Mio figlio si è sposato dieci anni fa. Da allora vive con la moglie e la figlia in un minuscolo monolocale. Sette anni fa ha comprato un terreno e ha cominciato, con fatica, a costruire una casa. All’inizio tutto era fermo. Poi hanno messo una recinzione, gettato le fondamenta… ma i soldi non bastavano mai. Così, passo dopo passo, tra pause e rinunce, lui ha continuato a lottare, risparmiando su ogni cosa pur di andare avanti.
In tutti questi anni, sono riusciti ad alzare solo il piano terra. Il sogno è una casa su due piani, abbastanza grande per viverci in tre… o magari in quattro. Mio figlio è una brava persona. Mi ha sempre detto: “Mamma, vivrai con noi, avrai la tua stanza.” Per risparmiare, hanno perfino scambiato il loro bilocale con un monolocale, investendo la differenza nella costruzione.
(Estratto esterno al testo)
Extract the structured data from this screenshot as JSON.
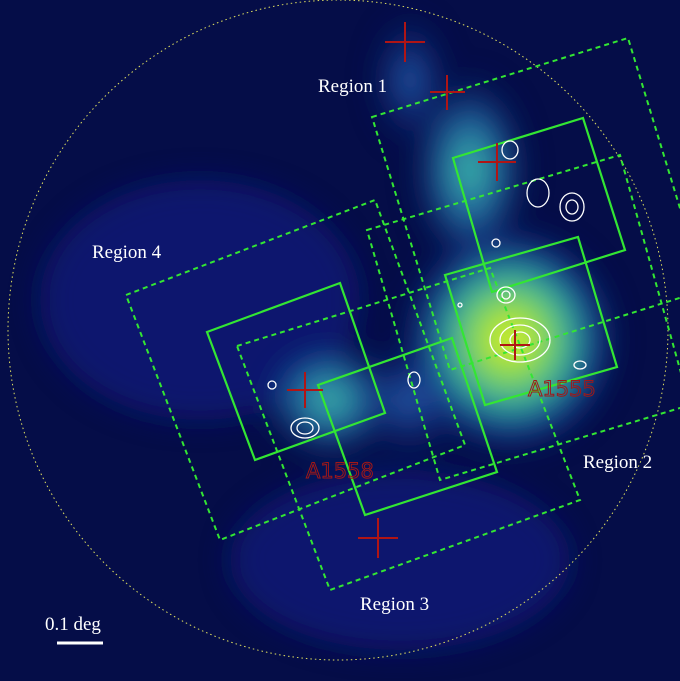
{
  "regions": [
    "Region 1",
    "Region 2",
    "Region 3",
    "Region 4"
  ],
  "clusters": [
    "A1555",
    "A1558"
  ],
  "scale_bar": "0.1 deg"
}
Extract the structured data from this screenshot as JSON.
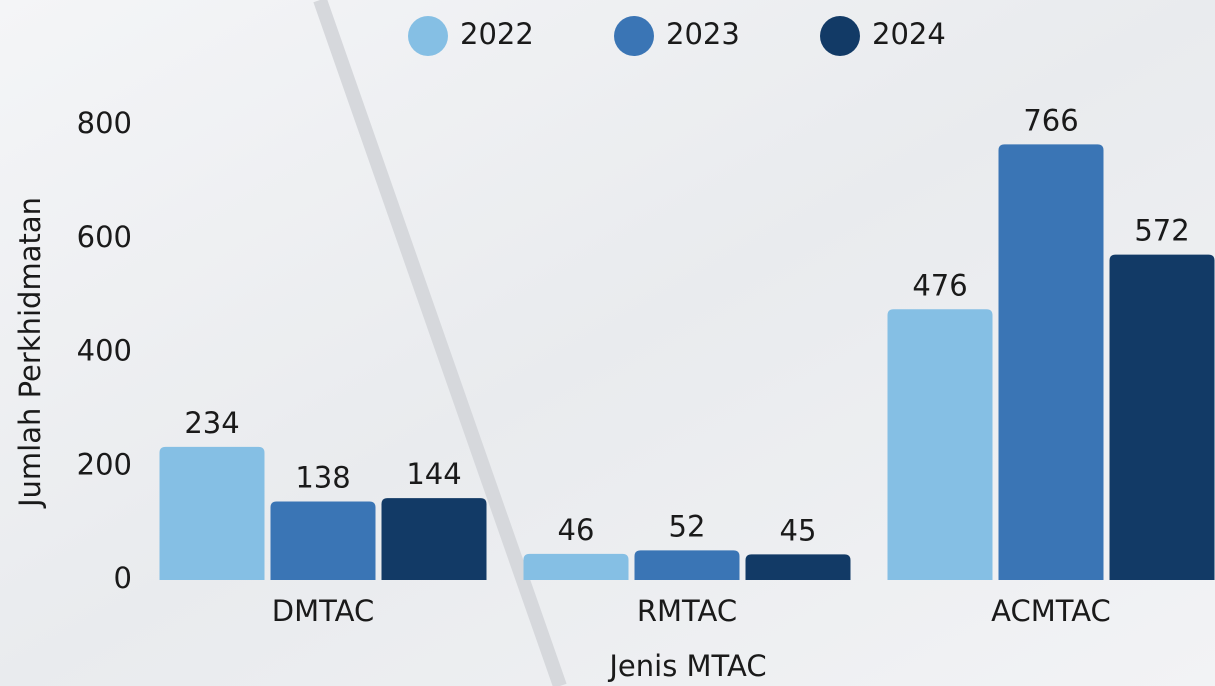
{
  "chart_data": {
    "type": "bar",
    "x_label": "Jenis MTAC",
    "y_label": "Jumlah Perkhidmatan",
    "categories": [
      "DMTAC",
      "RMTAC",
      "ACMTAC"
    ],
    "series": [
      {
        "name": "2022",
        "color": "#85bfe4",
        "values": [
          234,
          46,
          476
        ]
      },
      {
        "name": "2023",
        "color": "#3a75b5",
        "values": [
          138,
          52,
          766
        ]
      },
      {
        "name": "2024",
        "color": "#123a66",
        "values": [
          144,
          45,
          572
        ]
      }
    ],
    "ylim": [
      0,
      800
    ],
    "yticks": [
      0,
      200,
      400,
      600,
      800
    ],
    "legend": "top"
  }
}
Ma adesso sono stretti, soprattutto con una bambina piccola.
Ogni volta che vengono a trovarmi si parla solo della casa: dove metteranno il bagno, come isolaranno le pareti, che impianti elettrici installeranno. Li ascolto, ma dentro mi si stringe il cuore. Nessuno mi chiede mai come sto. Nessuno si interessa della mia salute. Solo muri, tubi, tetti.
Un giorno, ho deciso di chiedere chiaro e tondo:
— Allora… dovrei vendere il mio appartamento?
I loro occhi si sono illuminati. Sembravano felici. Mi parlavano a raffica di come avremmo vissuto tutti insieme. Ma io guardavo mia nuora e capivo: non ce l’avrei mai fatta a convivere con lei. Lei non mi sopporta. E io faccio fatica a trattenermi dal risponderle a tono.
Però… mi dispiace per mio figlio. Fa di tutto, ci mette l’anima. Se non lo aiuto, quella casa la finirà fra dieci anni, forse. E io davvero vorrei dargli una mano. Ma allora ho fatto la domanda più importante:
— E io… dove dovrei vivere, intanto?
La risposta è arrivata subito. Mia nuora, con una delle sue “geniali” idee, ha detto:
— Ma c’è la sua casetta in campagna! Lì starà tranquilla, all’aria aperta, senza dare fastidio a nessuno.
Sì, ho una casetta. Ma è un vecchio rifugio di legno, ha quarant’anni, senza riscaldamento. In estate sì, ci vai a prendere una mela, respiri aria buona. Ma d’inverno? Spaccare la legna? Correre in bagno tra la neve? Le mie gambe non reggono più, ho la pressione ballerina. E loro vogliono che io ci viva… da sola, in mezzo al gelo?!
Ho cercato di spiegarmi:
— Ma lì fa freddo, il bagno è fuori, non c’è nulla di adatto per viverci…
La risposta?
— Nei paesi la gente ci vive e mica muore.
Così. Neppure un “vieni da noi finché finiamo la casa”. Solo: “Vendi l’appartamento, ci servono i soldi”.
Poco tempo fa, poi, ho sentito per caso mia nuora al telefono con sua madre:
— Bisognerebbe sistemarla dal vicino, così vivono insieme. E intanto vendiamo la casa prima che ci ripensi.
Mi sono tremate le gambe. Avevano già deciso tutto per me. Pensavo che, almeno, una stanza nella loro casa sarebbe stata mia. E invece… vogliono parcheggiarmi da un vedovo e incassare.
Con quel vicino, Vladimiro, ogni tanto prendo il tè, chiacchieriamo, ricordiamo i tempi passati. È vedovo anche lui. Ma vivere con lui? E non per mia scelta? No. È umiliante.
Mi chiedo: forse dovrei davvero vendere la casa, aiutare mio figlio… Magari poi, davvero, mi riserverà un angolo tutto mio. Forse non mi lascerà sola. Ma poi rivedo lo sguardo di mia nuora, riascolto le sue parole… e ho paura. E se poi mi buttano fuori? Se mi rispediscono in quella casa di campagna e mi dicono pure grazie?
Tra poco compirò settant’anni. Non voglio finire in strada. Non voglio essere una vecchia inutile, sballottata da un posto all’altro. Non voglio morire sotto una coperta, in una casupola gelida, coi topi sotto il pavimento. E non voglio nemmeno diventare un peso per mio figlio o sua moglie.
Voglio solo una vecchiaia serena. Nella mia casa. Nel mio letto. Dove so dove stanno le cose. Dove non ho paura di chiudere gli occhi.
Sì, sono una madre. Ma sono anche una persona.